Louisa Hanoune : « Le PT s’insurge contre la marginalisation de la femme au Parlement » 

Louisa Hanoune : « Le PT s’insurge contre la marginalisation de la femme au Parlement » 

C’est une Louisa Hanoune mécontente des résultats du scrutin législatif, (le contraire aurait étonné plus d’un), qui à l’occasion de la session ordinaire du bureau politique du PT, est revenu avec détails sur le scrutin législatif avant d’énumérer  le bilan de l’activité du parti dans divers domaines, en fonction des objectifs énoncés lors de la dernière séance.

Revenant au scrutin en  du 12 juin, et après l’annonce des résultats officiels concernant divers aspects du processus électoral, la première responsable du parti a préféré ne pas s’étaler sur l’identité des partis et des personnes qui ont remporté des sièges, pas même dans la nature du processus électoral et ce qui s’est passé le jour du scrutin, ni dans « les déclarations étonnantes publiées après l’annonce des résultats des élections sur les différents partis soutenant les élections ou y participant ».

Pour Louisa Hanoune, « le Parti des Travailleurs  a décidé de ne pas participer à la législation parce qu’il a choisi le camp de la majorité rebelle, et nous avons enregistré que ces mentalités se distinguent sur tout le territoire national par l’escalade de la colère des travailleurs, à la fois juvénile et populaire, en raison de l’augmentation le malaise social et la confiscation des droits démocratiques et le recours automatique à la répression par le gouvernement » a-t-elle justifié avant d’aller plus loin dans son argumentaire.

Comment  un gouvernement peut-il imposer des politiques régressives dans tous les domaines et programmer par ses lois plus de privation sociale et de désertification, à l’image du projet que l’État renonce au soutien social qui constitue son caractère social hérité de la révolution et de l’indépendance, pour convaincre la majorité que le vote sera juste et qu’il s’agit d’un changement positif ? » s’est elle interrogée avant d’aborder la question de la présence des femmes dans l’hémicycle.

« Nous nous insurgeons contre la marginalisation de la femme au Parlement.

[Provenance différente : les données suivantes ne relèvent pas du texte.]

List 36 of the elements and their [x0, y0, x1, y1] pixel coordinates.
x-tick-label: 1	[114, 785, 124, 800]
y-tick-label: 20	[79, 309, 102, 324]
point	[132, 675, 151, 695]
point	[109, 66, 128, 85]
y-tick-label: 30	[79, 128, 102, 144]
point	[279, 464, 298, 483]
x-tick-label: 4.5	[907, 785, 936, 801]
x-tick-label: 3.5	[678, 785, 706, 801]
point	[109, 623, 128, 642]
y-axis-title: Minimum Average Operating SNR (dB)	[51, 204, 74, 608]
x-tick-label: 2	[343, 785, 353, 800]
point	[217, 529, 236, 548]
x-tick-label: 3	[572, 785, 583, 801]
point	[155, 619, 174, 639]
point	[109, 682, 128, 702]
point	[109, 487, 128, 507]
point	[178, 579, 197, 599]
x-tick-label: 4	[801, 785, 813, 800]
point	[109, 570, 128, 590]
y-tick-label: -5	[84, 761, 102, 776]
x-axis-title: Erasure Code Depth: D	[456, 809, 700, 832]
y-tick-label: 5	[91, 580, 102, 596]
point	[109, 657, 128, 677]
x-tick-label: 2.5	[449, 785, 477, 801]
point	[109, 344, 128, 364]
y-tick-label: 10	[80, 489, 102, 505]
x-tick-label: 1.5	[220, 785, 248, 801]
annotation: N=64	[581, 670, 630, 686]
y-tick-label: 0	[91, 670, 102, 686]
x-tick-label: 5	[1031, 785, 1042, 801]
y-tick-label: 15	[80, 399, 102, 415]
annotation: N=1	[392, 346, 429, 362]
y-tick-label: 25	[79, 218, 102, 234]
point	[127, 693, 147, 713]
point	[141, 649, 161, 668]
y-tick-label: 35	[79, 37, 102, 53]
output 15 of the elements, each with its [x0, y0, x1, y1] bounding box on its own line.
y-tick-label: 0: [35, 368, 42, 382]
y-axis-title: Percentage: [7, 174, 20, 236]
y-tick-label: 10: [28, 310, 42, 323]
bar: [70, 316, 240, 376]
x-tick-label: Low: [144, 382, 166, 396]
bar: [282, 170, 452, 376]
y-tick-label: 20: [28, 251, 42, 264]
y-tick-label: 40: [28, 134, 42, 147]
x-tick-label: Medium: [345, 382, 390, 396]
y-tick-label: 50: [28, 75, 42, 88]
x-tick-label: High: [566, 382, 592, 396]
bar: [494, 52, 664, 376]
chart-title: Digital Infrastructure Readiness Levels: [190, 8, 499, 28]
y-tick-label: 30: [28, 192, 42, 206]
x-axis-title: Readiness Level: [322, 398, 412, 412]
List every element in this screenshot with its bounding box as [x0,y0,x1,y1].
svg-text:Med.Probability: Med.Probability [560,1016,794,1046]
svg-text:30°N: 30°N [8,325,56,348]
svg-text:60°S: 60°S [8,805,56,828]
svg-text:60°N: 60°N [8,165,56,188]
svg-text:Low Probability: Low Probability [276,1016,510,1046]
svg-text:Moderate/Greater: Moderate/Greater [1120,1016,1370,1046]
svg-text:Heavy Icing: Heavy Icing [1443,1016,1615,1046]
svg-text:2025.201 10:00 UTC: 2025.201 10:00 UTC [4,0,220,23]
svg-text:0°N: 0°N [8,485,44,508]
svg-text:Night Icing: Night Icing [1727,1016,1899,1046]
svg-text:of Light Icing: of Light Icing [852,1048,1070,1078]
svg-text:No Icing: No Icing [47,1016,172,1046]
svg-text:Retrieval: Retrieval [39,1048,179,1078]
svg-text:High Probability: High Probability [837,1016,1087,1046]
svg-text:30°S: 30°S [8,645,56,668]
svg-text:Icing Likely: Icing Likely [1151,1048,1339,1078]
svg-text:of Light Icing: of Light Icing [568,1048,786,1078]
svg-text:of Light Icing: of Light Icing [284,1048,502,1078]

L’aliénation de la majorité par rapport au processus électoral a alimenté les dérives dangereuses qui ont caractérisé la campagne électorale, telles que le mépris des femmes et une grave violation de notre identité amazighe d’origine à des fins de déconstruction et d’utilisation de la religion et d’horribles tendances économiques et sociales, ainsi que comme des attaques contre la voie révolutionnaire et les partis qui ont décidé de ne pas participer »,  s’est offusquée la SG du PT.

Concernant la confection des listes électorales, Louisa Hanoune a balayé d’un revers de main sa conception et surtout sa portée.

« La promotion de listes libres constituées par un grand pourcentage d’activistes   confirme que le pluralisme partisan en particulier et la démocratie politique en général sont en danger après que la soi-disant société civile a été fortement impliquée dans le processus électoral, tandis que le parlement est par excellence un cadre politique dans lequel les élus des courants politiques organisés se réunissent en partis politiques », a-t- elle lâché pour souligner, selon elle, les dépassements qui ne servent pas la démocratie.